Bill 40: English school boards win in Court of Appeal
Quebec's highest court has upheld a stay granted last month to English school boards that are challenging the provincial government's attempt to abolish them.
Thursday's ruling by the Court of Appeal prevents the law known as Bill 40 from being applied to Quebec's English school system until the case against the legislation can be heard on its merits.
In February, the National Assembly passed Bill 40, which abolishes school boards and replaces them with service centres. It also eliminates elections in the francophone sector.
The Quebec English School Boards Association (QESBA) was one of several groups that sought an injunction in May, arguing that the law violates minority language education rights guaranteed in the Canadian Charter of Rights and Freedoms.
In August, Superior Court Justice Sylvain Lussier noted that English-language school boards, "spokespersons for the minority, will suffer irreparable harm" if the law were to come into force now. According to him, it will first have to be decided "whether the law takes into account and responds to the concerns of the English-speaking minority."
On Thursday, the Court of Appeal upheld Justice Lussier's decision. It ruled that "the interest in this case is in the protection of official language minority rights rather than in the implementation of Bill 40 in the English-language education sector, at least until a decision on the merits of the case is rendered."

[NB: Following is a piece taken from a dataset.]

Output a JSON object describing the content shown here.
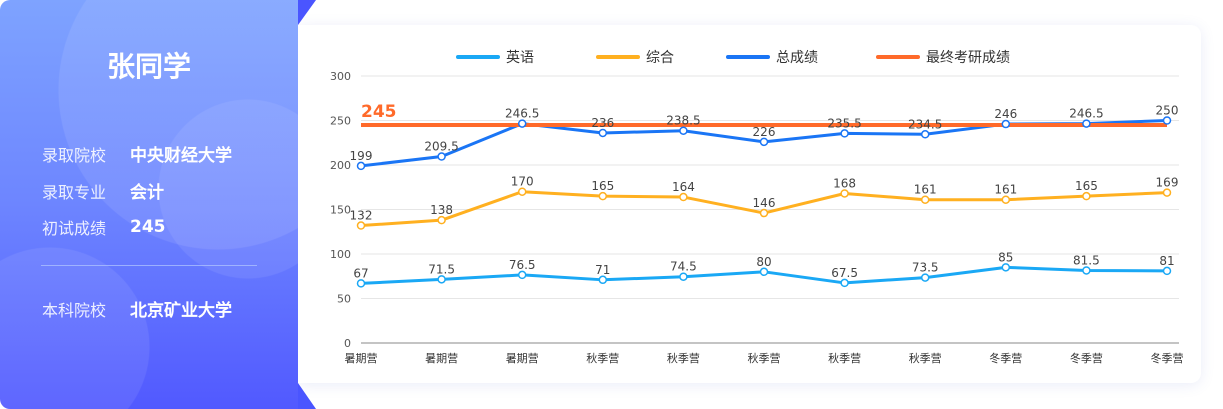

It notes that the replacement of school boards with service centres may "constitute a significant transfer of the power to manage and control the English linguistic minority education system to the Minister." The Act also appears to prevent many members of the English-speaking community from running for elective positions on the boards of directors of the new service centres.
The QESBA welcomed this ruling, which allows elections in English school boards to be held in November under the old rules.
The Court of Appeal clarified that the entire Act is suspended only for English-language school boards. "In this sense, the vast majority of the effects covered by the Act are normally taking their course," the judges wrote.